嘘と迷い
「もうちょっと知りたいなって思って。キスってその人のことが良く分かる気がするから」
倭子は温真からの言葉を何度も反芻した。あの突然のキスから3日。4人でいるときに交換した連絡先からは何の言葉もなく、いい加減、倭子の方がしびれを切らしてメッセージを送ったのだ。
『別れ際のあれ、何だったのでしょうか』
あの日から温真があの夜の再現で夢に出てきたり、気づくと温真との会話を思い返している自分がいて、いよいよ明日には夕来との約束があるというときに、もう迷っている場合ではないとストレートにぶつけてみた。
仕事帰りの電車の中、朝から何度も添削した文面をもう一度見直していよいよ送信ボタンに指を置いた。
すると、息つく間もなく電話がかかってきて、表示を見ると「伊勢温真」となっている。
改めて見ると仰々しい字面だなとわざと思考をそらしてから指をスライドさせた。
「何、もしかして怒ってる?」
温真の声に、倭子は周囲にそっと目を配り、口元を手で覆った。
「別に、そんなことありません」
囁くように言うと、
「なぁに、怒ってるじゃん」
温真のバックからカチカチとウィンカーの音が流れてきた。
「車、ですか?」
「路肩に止めてるから大丈夫だよ」
「切ります、こっちは電車なので」
「ちょっと待って」
変わらないトーンで温真が囁く。
「倭子ちゃんいい子だから、ちょっと心配になっちゃって。彼氏にちゃんと甘えてないんじゃないかって」
周囲の音がすっと消えて、倭子の脳内に温真の声が響く。
「そんなこと」
「それに倭子ちゃんのこと、もうちょっと知りたいなって思って。キスってその人のことが良く分かる気がするから、それでつい。傷ついたならごめん。でも反省はしてないよ」
じゃあね、そう言って電話は切れた。携帯電話を握りしめる倭子の顔が向かいのガラスに映っている。なぜか少しホッとしていた。あんな風に自分に関心を寄せてくれる男が、夕来の他にいるという事実は、倭子の気持ちを不思議と穏やかにさせたのだ。
不倫などしたくもないし、これ以上温真に深入りすることはないけれど、こんな風にちょっと気のあるムードを楽しむぐらいの余裕が、今の自分には必要なのではないか。固苦しく考えることなく、友達という感覚で。
いや、それでもあのキスは何なのか。倭子の思考はついそこに行き着いてしまう。ただ、温真にとってキスなど挨拶代わりかもしれない。自分のように、深くねっとりと思いを巡らせているなんて、彼から見たら気持ち悪いだけだろう。
倭子は雑念を追い払った。明日になって夕来に会えば、ケロッと忘れるだろう。彼から抱きしめられ、求められることを思うと、自然と気持ちが高まってくる。ただその高まりのタネは彼の突然のキスから来ているかもしれない。
そして、実際にこうして夕来に会って、彼の前に座ると、あの日のことが夢のように普段どおりの自分でいられた。
そこにメッセージの到着を知らせるメロディが鳴る。倭子がかすかに震える指で確認すると、送り主は美紅だった。

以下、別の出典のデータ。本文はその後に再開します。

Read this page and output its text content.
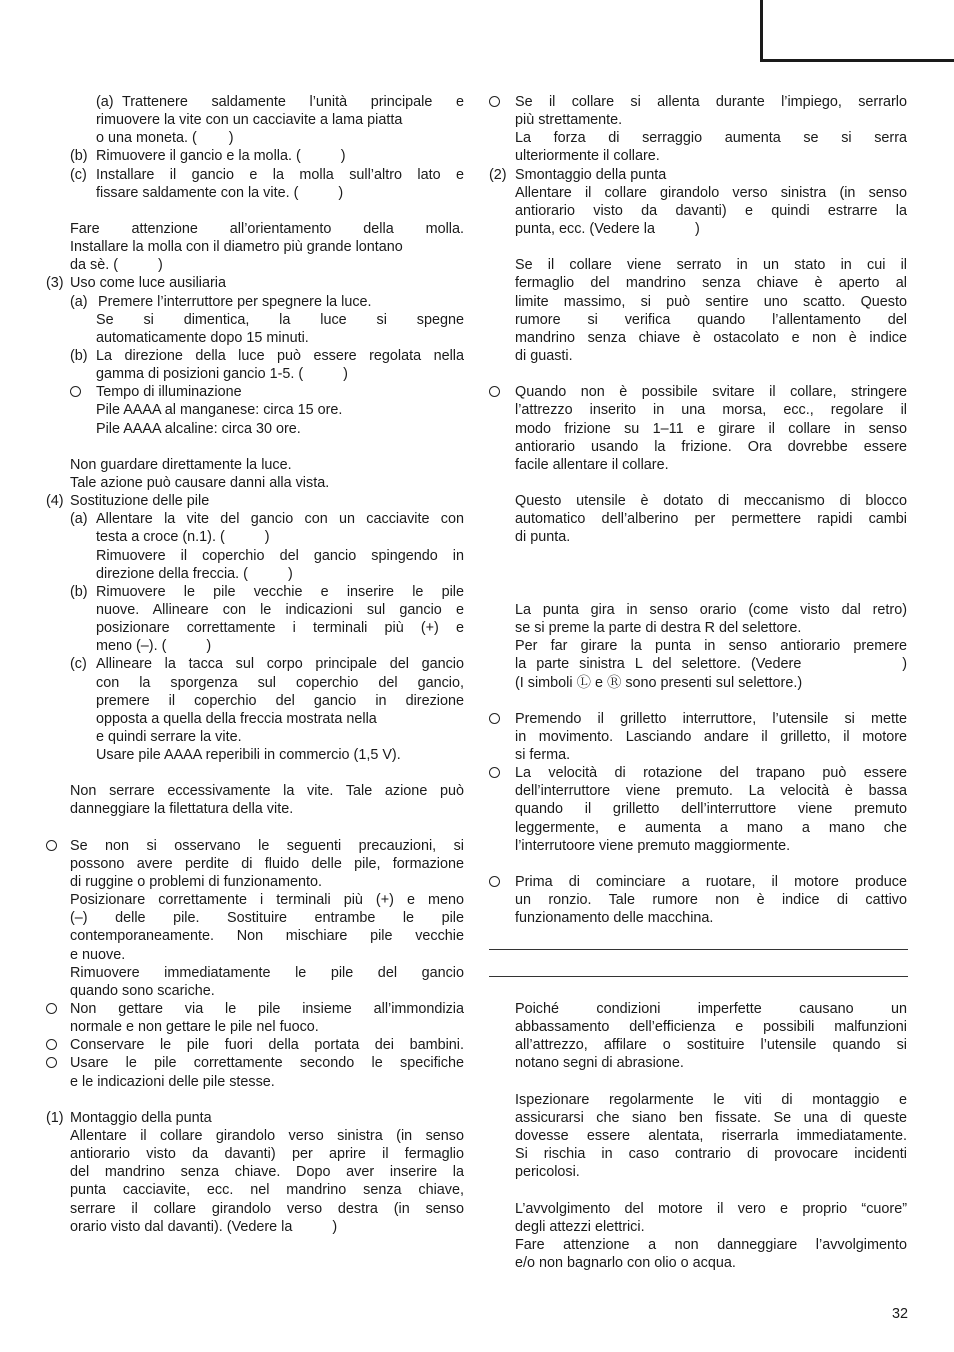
(a) Trattenere saldamente l’unità principale e
rimuovere la vite con un cacciavite a lama piatta
o una moneta. (        )
(b) Rimuovere il gancio e la molla. (          )
(c) Installare il gancio e la molla sull’altro lato e
fissare saldamente con la vite. (          )
Fare attenzione all’orientamento della molla.
Installare la molla con il diametro più grande lontano
da sè. (          )
(3) Uso come luce ausiliaria
(a) Premere l’interruttore per spegnere la luce.
Se si dimentica, la luce si spegne
automaticamente dopo 15 minuti.
(b) La direzione della luce può essere regolata nella
gamma di posizioni gancio 1-5. (          )
Tempo di illuminazione
Pile AAAA al manganese: circa 15 ore.
Pile AAAA alcaline: circa 30 ore.
Non guardare direttamente la luce.
Tale azione può causare danni alla vista.
(4) Sostituzione delle pile
(a) Allentare la vite del gancio con un cacciavite con
testa a croce (n.1). (          )
Rimuovere il coperchio del gancio spingendo in
direzione della freccia. (          )
(b) Rimuovere le pile vecchie e inserire le pile
nuove. Allineare con le indicazioni sul gancio e
posizionare correttamente i terminali più (+) e
meno (–). (          )
(c) Allineare la tacca sul corpo principale del gancio
con la sporgenza sul coperchio del gancio,
premere il coperchio del gancio in direzione
opposta a quella della freccia mostrata nella
e quindi serrare la vite.
Usare pile AAAA reperibili in commercio (1,5 V).
Non serrare eccessivamente la vite. Tale azione può
danneggiare la filettatura della vite.
Se non si osservano le seguenti precauzioni, si
possono avere perdite di fluido delle pile, formazione
di ruggine o problemi di funzionamento.
Posizionare correttamente i terminali più (+) e meno
(–) delle pile. Sostituire entrambe le pile
contemporaneamente. Non mischiare pile vecchie
e nuove.
Rimuovere immediatamente le pile del gancio
quando sono scariche.
Non gettare via le pile insieme all’immondizia
normale e non gettare le pile nel fuoco.
Conservare le pile fuori della portata dei bambini.
Usare le pile correttamente secondo le specifiche
e le indicazioni delle pile stesse.
(1) Montaggio della punta
Allentare il collare girandolo verso sinistra (in senso
antiorario visto da davanti) per aprire il fermaglio
del mandrino senza chiave. Dopo aver inserire la
punta cacciavite, ecc. nel mandrino senza chiave,
serrare il collare girandolo verso destra (in senso
orario visto dal davanti). (Vedere la          )
Se il collare si allenta durante l’impiego, serrarlo
più strettamente.
La forza di serraggio aumenta se si serra
ulteriormente il collare.
(2) Smontaggio della punta
Allentare il collare girandolo verso sinistra (in senso
antiorario visto da davanti) e quindi estrarre la
punta, ecc. (Vedere la          )
Se il collare viene serrato in un stato in cui il
fermaglio del mandrino senza chiave è aperto al
limite massimo, si può sentire uno scatto. Questo
rumore si verifica quando l’allentamento del
mandrino senza chiave è ostacolato e non è indice
di guasti.
Quando non è possibile svitare il collare, stringere
l’attrezzo inserito in una morsa, ecc., regolare il
modo frizione su 1–11 e girare il collare in senso
antiorario usando la frizione. Ora dovrebbe essere
facile allentare il collare.
Questo utensile è dotato di meccanismo di blocco
automatico dell’alberino per permettere rapidi cambi
di punta.
La punta gira in senso orario (come visto dal retro)
se si preme la parte di destra R del selettore.
Per far girare la punta in senso antiorario premere
la parte sinistra L del selettore. (Vedere          )
(I simboli Ⓛ e Ⓡ sono presenti sul selettore.)
Premendo il grilletto interruttore, l’utensile si mette
in movimento. Lasciando andare il grilletto, il motore
si ferma.
La velocità di rotazione del trapano può essere
dell’interruttore viene premuto. La velocità è bassa
quando il grilletto dell’interruttore viene premuto
leggermente, e aumenta a mano a mano che
l’interrutoore viene premuto maggiormente.
Prima di cominciare a ruotare, il motore produce
un ronzio. Tale rumore non è indice di cattivo
funzionamento delle macchina.
Poiché condizioni imperfette causano un
abbassamento dell’efficienza e possibili malfunzioni
all’attrezzo, affilare o sostituire l’utensile quando si
notano segni di abrasione.
Ispezionare regolarmente le viti di montaggio e
assicurarsi che siano ben fissate. Se una di queste
dovesse essere alentata, riserrarla immediatamente.
Si rischia in caso contrario di provocare incidenti
pericolosi.
L’avvolgimento del motore il vero e proprio “cuore”
degli attezzi elettrici.
Fare attenzione a non danneggiare l’avvolgimento
e/o non bagnarlo con olio o acqua.
32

なぁんだ。全身の力が抜けて、「美紅からだ」と何の気無しに指をスライドさせると、そこには写真の添付があり、「この前の写真渡すの忘れてた」と4人の顔が並んでいた。
倭子の隣で顔を寄せているのは、紛れもなく温真だ。上品に微笑んだ口元につい意識がそれてしまう。
「何?嬉しそうだね、美紅ちゃん何だって?」
ハッと顔を上げると、夕来がニコニコとこちらを見返していた。
「ん、この前一緒にご飯食べた時の写真」
「へぇ、見せて」
一瞬隠そうと思ったけれど、それも変だとやや遠慮がちに画面を向けた。パッと本体を取られて思わず声にならない声が漏れる。
「どういう集まり?会社の同期?」
「美紅の旦那さんと旦那さんの同僚の人」
「へぇ」と戻してきた夕来の顔からは何の感情も読み取れなくて、倭子はホッとする。
「なんか奥さんと喧嘩したんだって、その同僚の人。みんなで相談に乗ってたの」
「そんなの他人に聞いても仕方ないのにな」
夕来の言葉に実感がこもっていて、倭子は何も言えなくなる。
つい進んでしまったワインが脳内を鈍く包んでいた。とにかく今は、夕来に抱かれて何もかも忘れたい。